Labour’s subsequent destruction of the grammar system (pioneered, of course, by the product of an independent school, Anthony Crosland) means we are back where we started. The top three posts in government today are held by alumni of Winchester, Charterhouse and Eton.

Labour is preparing to make much of this next year. Mr Sunak’s wealth, and that of his wife, seems certain to feature prominently in their campaign, both overtly and subliminally. The charge that, like Douglas-Home, he is out of touch with the British people will be hammered home mercilessly.

Like Wilson, Starmer attended a grammar school, though it became independent while he was there and he remained on a bursary. Also like Wilson, whose father was a chemist and plant manager, he is from what we would today call the “squeezed middle”. But because he is a Surrey-born, north London KC with a knighthood and will appear posh to many voters, he is anxious to burnish his alleged proletarian credentials.

“I grew up working class,” he has said (many times). “My dad was a toolmaker, my mum was a nurse.....we had our fair share of cost–of-living crises.”

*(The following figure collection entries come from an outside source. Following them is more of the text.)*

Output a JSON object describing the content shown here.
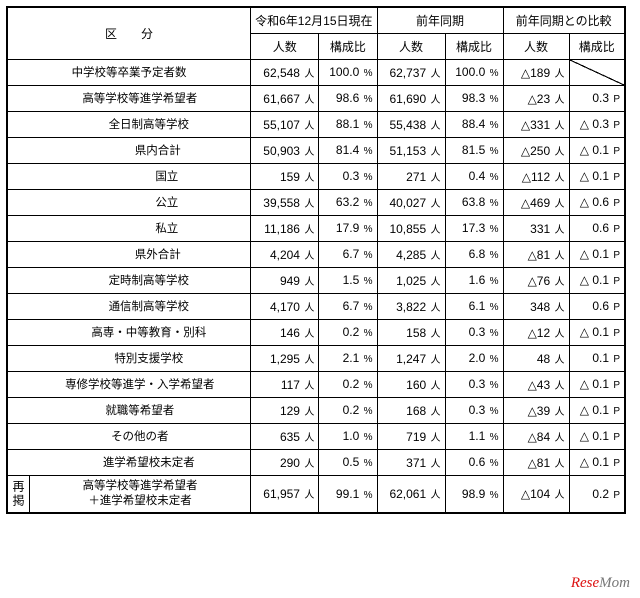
{
  "header": {
    "kubun": "区　　分",
    "current": "令和6年12月15日現在",
    "prev": "前年同期",
    "comp": "前年同期との比較",
    "count": "人数",
    "ratio": "構成比"
  },
  "saikei": "再掲",
  "unit_person": "人",
  "unit_pct": "%",
  "unit_p": "P",
  "rows": [
    {
      "indent": 0,
      "label": "中学校等卒業予定者数",
      "c1": "62,548",
      "c2": "100.0",
      "p1": "62,737",
      "p2": "100.0",
      "d1": "△189",
      "d2": null,
      "slash": true
    },
    {
      "indent": 1,
      "label": "高等学校等進学希望者",
      "c1": "61,667",
      "c2": "98.6",
      "p1": "61,690",
      "p2": "98.3",
      "d1": "△23",
      "d2": "0.3"
    },
    {
      "indent": 2,
      "label": "全日制高等学校",
      "c1": "55,107",
      "c2": "88.1",
      "p1": "55,438",
      "p2": "88.4",
      "d1": "△331",
      "d2": "△ 0.3"
    },
    {
      "indent": 3,
      "label": "県内合計",
      "c1": "50,903",
      "c2": "81.4",
      "p1": "51,153",
      "p2": "81.5",
      "d1": "△250",
      "d2": "△ 0.1"
    },
    {
      "indent": 4,
      "label": "国立",
      "c1": "159",
      "c2": "0.3",
      "p1": "271",
      "p2": "0.4",
      "d1": "△112",
      "d2": "△ 0.1"
    },
    {
      "indent": 4,
      "label": "公立",
      "c1": "39,558",
      "c2": "63.2",
      "p1": "40,027",
      "p2": "63.8",
      "d1": "△469",
      "d2": "△ 0.6"
    },
    {
      "indent": 4,
      "label": "私立",
      "c1": "11,186",
      "c2": "17.9",
      "p1": "10,855",
      "p2": "17.3",
      "d1": "331",
      "d2": "0.6"
    },
    {
      "indent": 3,
      "label": "県外合計",
      "c1": "4,204",
      "c2": "6.7",
      "p1": "4,285",
      "p2": "6.8",
      "d1": "△81",
      "d2": "△ 0.1"
    },
    {
      "indent": 2,
      "label": "定時制高等学校",
      "c1": "949",
      "c2": "1.5",
      "p1": "1,025",
      "p2": "1.6",
      "d1": "△76",
      "d2": "△ 0.1"
    },
    {
      "indent": 2,
      "label": "通信制高等学校",
      "c1": "4,170",
      "c2": "6.7",
      "p1": "3,822",
      "p2": "6.1",
      "d1": "348",
      "d2": "0.6"
    },
    {
      "indent": 2,
      "label": "高専・中等教育・別科",
      "c1": "146",
      "c2": "0.2",
      "p1": "158",
      "p2": "0.3",
      "d1": "△12",
      "d2": "△ 0.1"
    },
    {
      "indent": 2,
      "label": "特別支援学校",
      "c1": "1,295",
      "c2": "2.1",
      "p1": "1,247",
      "p2": "2.0",
      "d1": "48",
      "d2": "0.1"
    },
    {
      "indent": 1,
      "label": "専修学校等進学・入学希望者",
      "c1": "117",
      "c2": "0.2",
      "p1": "160",
      "p2": "0.3",
      "d1": "△43",
      "d2": "△ 0.1"
    },
    {
      "indent": 1,
      "label": "就職等希望者",
      "c1": "129",
      "c2": "0.2",
      "p1": "168",
      "p2": "0.3",
      "d1": "△39",
      "d2": "△ 0.1"
    },
    {
      "indent": 1,
      "label": "その他の者",
      "c1": "635",
      "c2": "1.0",
      "p1": "719",
      "p2": "1.1",
      "d1": "△84",
      "d2": "△ 0.1"
    },
    {
      "indent": 2,
      "label": "進学希望校未定者",
      "c1": "290",
      "c2": "0.5",
      "p1": "371",
      "p2": "0.6",
      "d1": "△81",
      "d2": "△ 0.1"
    }
  ],
  "saikei_row": {
    "label": "高等学校等進学希望者\n＋進学希望校未定者",
    "c1": "61,957",
    "c2": "99.1",
    "p1": "62,061",
    "p2": "98.9",
    "d1": "△104",
    "d2": "0.2"
  },
  "watermark": {
    "r": "Rese",
    "m": "Mom"
  }
}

In fact, his father was apparently self-employed and owned their house, according to a recent biography, so the description of working class in the conventionally understood sense would be pushing it a bit.

Moreover, in an era where authenticity is valued, this prolier-than-thou appeal no longer works. Whereas in 1964, the class divide was still a potent political issue, today’s party leaders are more likely to be judged on what they have done and what they have to offer rather than whether they owned a Scottish estate or their father worked down a mine.

That is why we are entitled to look at Sir Keir’s record as a human rights lawyer and subsequently as Director of Public Prosecutions when assessing his fitness for the highest office. By next Christmas, we should know whether he has achieved it.